In a moment he was in the air, launched as if from a springboard from directly from the river of people. Many stopped to watch him fly off, and gasped as he grabbed the railing of a balcony and pulled himself upwards, only to launch himself again from the thin rail and further up the building. He continued in this fashion. Climbing higher and higher, from one building to the next tallest. His coat was lost in the climb. Too restricting. The shades likewise fell from his nose during a flip. The boots almost met the same fate. The thick soled constructs were not well built for climbing and acrobatics.

Finally a skylane came into view. His only thought was dominated by the need to get to the starport. An invading fleet, as this could only be, would seek to take control of the starports and limit escape. He had to get there. Not to guarantee his own escape, but to aid in the evacuation that was no doubt beginning. The streets below were much too congested to be the best route, and they will soon be filled with the panicked and rioting masses. Instead he would use the skylanes. As he climbed up another level of a stretching skyscraper he looked out from a perch on a window ledge, ignoring the tapping and voices from within, and squinted into the sky looking for the starport. There it was. In the distance.

Letting go and pushing off the building, he sailed through the air and landed on top a speeder. He jumped from speeder to speeder with long, lengthy jumps and flips that maintained his momentum. There was not a moment to lose. As he traveled along the lines of speeders he noticed that a driver had taken the same idea and was hopping from speeder to speeder. The man stopped and ripped the door off one of the speeders unlike any other. It was a strange place for such barbarism but perhaps the chaos was kicking off earlier than he would expect.

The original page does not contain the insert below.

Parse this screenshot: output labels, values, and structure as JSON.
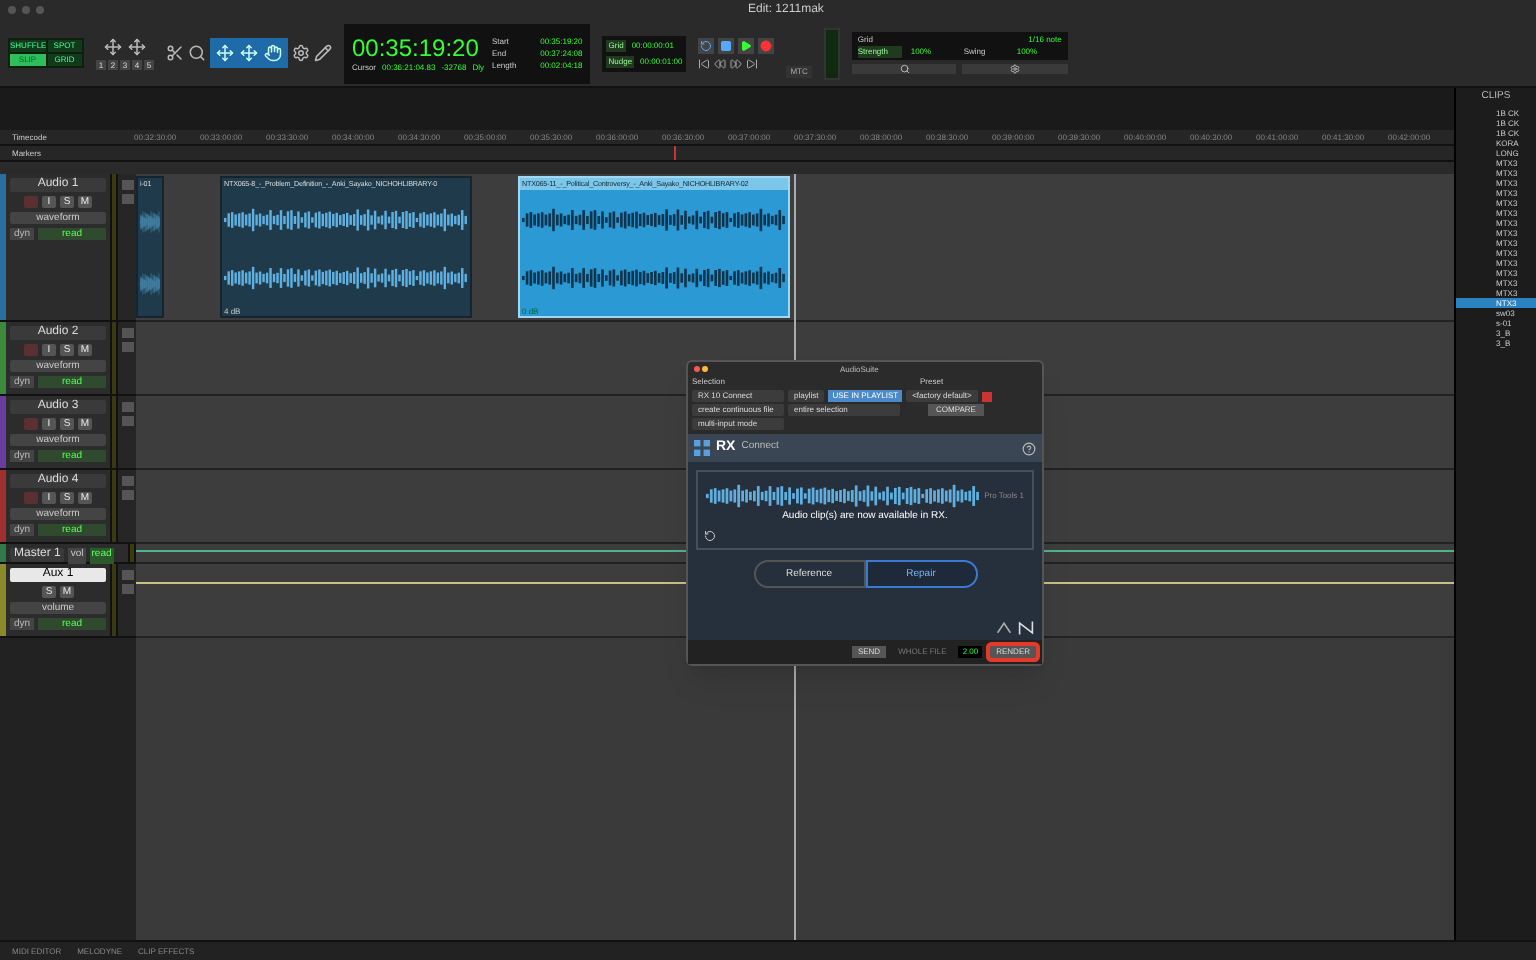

Overshooting the jump so that he landed on the hood of the speeder with a thump that dipped from the front of the speeder before it could correct itself. Turning around to look back at the driver and the hijacker. "Gentlemen. This is hardly the time for that."

Sanis Prent
Jul 22nd, 2018, 02:09:25 PM
"Are you both fucking crazy?" I screamed, gesturing wildly through my fractured windscreen at what looked like the vanguard of an invasion.

"Actually, let's table that for later. Hang on, if you want to live!"

It was every man for themselves, and the skylanes began to disperse with herd panic. The problem is that skylanes are there for a reason, to keep ships and speeders in their lanes and to prevent mid-air collsions. But all bets are off when panic hits. Speeders swerved left and right, smashing into each other and tumbling down the impossible depths, splashing onto others below who maybe didn't get the memo and were still in the queue.

I rolled my speeder out of the lane, gunning it to find a patch of open sky so I could set a vector - any vector - to the starport. Somehow, I hadn't lost my pair of party crashers.

"Either get inside or I'm gonna scrape you off! You're gonna get us all killed otherwise!"